Two SC Judges Authored More Than 100 Judgments Each in 2021
In 2021, the average SC judge delivered 23 judgments.
Out of the 865 judgements delivered by the Supreme Court in 2021, a whopping 111 were authored by Justice M.R. Shah. Justice D.Y. Chandrachud was a close second, authoring 100 judgments in the same year. Justice P.S. Narasimha, on the other hand, delivered one judgment.
In this post, we study the number of judgments authored by each sitting Judge of the Supreme Court.
The average number of judgments delivered per judge in 2021 was 23, and the median was 19. The low average and median can be attributed to the appointment of nine judges to the Court in late August, who had only about four months to deliver judgments in 2021.
Justices Vineeth Saran, Dinesh Maheshwari, Krishna Murari, Vikram Nath, J.K. Maheshwari, Hima Kohli, C.T. Ravikumar, M.M. Sundresh, Bela M. Trivedi and P.S. Narasimha authored less than ten judgments each. However, the last seven of these judges were elevated to the Supreme Court only on August 31st 2021. Out of the judges appointed in August, Justices Abhay S. Oka and B.V. Nagarathna authored 20 and 19 judgments respectively — a significantly higher number than those written by the other judges in their cohort.

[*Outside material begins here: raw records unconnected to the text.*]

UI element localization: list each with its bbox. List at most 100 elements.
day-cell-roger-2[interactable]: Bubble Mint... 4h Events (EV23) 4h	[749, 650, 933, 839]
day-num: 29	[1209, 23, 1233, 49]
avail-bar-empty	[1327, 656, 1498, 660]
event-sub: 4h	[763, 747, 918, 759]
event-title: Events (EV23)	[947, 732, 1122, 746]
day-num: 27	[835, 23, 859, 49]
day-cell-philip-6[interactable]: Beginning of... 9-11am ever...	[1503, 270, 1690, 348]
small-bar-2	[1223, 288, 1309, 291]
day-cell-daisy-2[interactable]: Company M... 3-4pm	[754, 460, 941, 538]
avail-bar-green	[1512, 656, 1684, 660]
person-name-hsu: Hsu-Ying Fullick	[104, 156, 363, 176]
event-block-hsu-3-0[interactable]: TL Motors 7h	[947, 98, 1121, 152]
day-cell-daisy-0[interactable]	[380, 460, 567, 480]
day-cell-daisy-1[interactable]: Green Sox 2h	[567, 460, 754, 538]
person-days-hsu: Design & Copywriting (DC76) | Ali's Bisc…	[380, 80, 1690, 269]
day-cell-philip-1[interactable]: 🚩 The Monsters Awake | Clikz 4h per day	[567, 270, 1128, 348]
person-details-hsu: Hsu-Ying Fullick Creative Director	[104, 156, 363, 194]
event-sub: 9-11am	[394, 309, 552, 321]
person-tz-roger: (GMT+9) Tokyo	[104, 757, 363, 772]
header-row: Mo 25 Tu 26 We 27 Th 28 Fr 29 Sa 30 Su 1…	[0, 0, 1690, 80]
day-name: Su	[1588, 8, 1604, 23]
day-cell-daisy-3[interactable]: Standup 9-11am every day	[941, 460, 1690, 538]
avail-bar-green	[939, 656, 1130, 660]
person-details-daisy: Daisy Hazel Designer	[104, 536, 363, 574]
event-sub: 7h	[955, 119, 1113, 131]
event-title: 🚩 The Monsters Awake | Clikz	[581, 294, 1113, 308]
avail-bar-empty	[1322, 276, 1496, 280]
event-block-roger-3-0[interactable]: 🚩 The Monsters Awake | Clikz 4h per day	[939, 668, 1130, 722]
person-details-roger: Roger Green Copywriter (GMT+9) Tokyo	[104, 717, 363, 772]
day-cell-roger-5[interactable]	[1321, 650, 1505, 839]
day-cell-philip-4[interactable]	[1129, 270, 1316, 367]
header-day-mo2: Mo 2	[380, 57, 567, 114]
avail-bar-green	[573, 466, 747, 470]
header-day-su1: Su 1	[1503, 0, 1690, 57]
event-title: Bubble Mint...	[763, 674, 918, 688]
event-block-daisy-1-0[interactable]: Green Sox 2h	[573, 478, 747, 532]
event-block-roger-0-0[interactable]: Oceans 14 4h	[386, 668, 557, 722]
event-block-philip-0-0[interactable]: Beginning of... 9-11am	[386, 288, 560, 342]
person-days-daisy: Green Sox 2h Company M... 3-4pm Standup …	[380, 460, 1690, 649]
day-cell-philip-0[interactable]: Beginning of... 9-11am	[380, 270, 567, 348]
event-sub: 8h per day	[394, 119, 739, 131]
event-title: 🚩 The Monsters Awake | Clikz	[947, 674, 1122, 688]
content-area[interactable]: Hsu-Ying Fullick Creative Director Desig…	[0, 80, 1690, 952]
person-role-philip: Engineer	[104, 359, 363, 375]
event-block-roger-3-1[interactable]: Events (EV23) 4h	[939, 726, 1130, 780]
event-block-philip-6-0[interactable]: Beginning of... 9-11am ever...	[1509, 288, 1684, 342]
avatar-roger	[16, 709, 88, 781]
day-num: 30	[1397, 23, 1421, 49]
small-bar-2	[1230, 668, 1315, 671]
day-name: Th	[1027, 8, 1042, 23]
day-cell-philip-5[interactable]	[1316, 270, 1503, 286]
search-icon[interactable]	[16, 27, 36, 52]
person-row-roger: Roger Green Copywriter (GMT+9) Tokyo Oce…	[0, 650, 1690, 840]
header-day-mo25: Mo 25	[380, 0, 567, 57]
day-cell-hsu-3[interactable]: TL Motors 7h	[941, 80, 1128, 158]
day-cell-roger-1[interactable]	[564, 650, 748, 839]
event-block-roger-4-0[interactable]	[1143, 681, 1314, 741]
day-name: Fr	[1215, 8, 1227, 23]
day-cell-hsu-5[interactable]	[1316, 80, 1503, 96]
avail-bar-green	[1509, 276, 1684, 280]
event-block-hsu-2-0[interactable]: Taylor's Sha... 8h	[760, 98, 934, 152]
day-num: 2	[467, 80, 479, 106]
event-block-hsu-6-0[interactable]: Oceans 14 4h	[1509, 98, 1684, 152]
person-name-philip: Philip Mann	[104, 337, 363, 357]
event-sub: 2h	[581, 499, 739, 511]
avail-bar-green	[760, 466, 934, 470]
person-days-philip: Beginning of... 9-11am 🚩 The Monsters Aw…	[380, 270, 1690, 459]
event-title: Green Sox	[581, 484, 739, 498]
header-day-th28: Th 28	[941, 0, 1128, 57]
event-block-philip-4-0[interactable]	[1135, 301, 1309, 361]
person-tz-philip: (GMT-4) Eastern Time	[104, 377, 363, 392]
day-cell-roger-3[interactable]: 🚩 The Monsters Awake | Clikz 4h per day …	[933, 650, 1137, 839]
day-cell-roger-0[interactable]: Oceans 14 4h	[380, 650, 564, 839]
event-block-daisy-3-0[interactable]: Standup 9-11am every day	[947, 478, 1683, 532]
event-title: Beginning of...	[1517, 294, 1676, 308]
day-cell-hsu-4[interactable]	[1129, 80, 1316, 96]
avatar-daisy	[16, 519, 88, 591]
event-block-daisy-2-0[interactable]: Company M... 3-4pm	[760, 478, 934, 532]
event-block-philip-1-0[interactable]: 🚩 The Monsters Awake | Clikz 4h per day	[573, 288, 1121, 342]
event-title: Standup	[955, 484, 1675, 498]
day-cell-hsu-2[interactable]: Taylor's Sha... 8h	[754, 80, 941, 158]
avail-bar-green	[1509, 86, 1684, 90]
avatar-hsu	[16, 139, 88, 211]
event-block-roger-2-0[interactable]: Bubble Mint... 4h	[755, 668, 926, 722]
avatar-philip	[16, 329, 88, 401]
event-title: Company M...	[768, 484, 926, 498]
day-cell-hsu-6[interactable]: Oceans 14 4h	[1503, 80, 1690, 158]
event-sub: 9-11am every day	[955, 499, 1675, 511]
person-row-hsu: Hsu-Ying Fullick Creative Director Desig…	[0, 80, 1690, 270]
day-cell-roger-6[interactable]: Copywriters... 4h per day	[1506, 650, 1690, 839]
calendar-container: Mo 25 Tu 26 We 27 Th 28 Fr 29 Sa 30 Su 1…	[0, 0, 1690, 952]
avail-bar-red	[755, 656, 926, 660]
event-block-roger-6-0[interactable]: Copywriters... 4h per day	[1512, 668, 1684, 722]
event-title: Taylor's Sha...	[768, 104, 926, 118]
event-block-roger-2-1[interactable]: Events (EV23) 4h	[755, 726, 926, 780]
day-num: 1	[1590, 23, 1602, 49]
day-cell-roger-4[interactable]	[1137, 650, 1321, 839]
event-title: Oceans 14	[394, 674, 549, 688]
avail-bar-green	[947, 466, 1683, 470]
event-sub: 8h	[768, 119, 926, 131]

It must be noted that the number of judgments authored by a judge cannot be correlated with their productivity. This is because not all judgments are qualitatively similar. Further, Judges of the Supreme Court do not sit together (en banc) to hear a case, instead hearing cases in division benches. This means that there is a variance in the number of cases allotted to each judge, likely impacting the number of judgments they author. For instance, Justice M.R. Shah, the most prolific author in our study, was a part of 216 Benches in 2021, compared to Justice C.T. Ravikumar, who was a part of seven Benches in the same year.
The Court enters 2022 with a staggering 69,555 pending cases. Adding more judges to the Court would not necessarily lead to a decrease in pendency. Interestingly, increasing the working strength of the Court seems to produce an opposite effect, with an overall decrease in the number of judgments delivered. One possible explanation for this is that the Registrar of the Court may more aggressively club together more cases, leading to fewer judgments needed to dispose of the same number of cases.
There are currently 33 Judges at the Supreme Court of India — one short of its maximum designated strength of 34. Whether there will be a change in the number of judgments delivered by the Court in 2022 remains to be seen.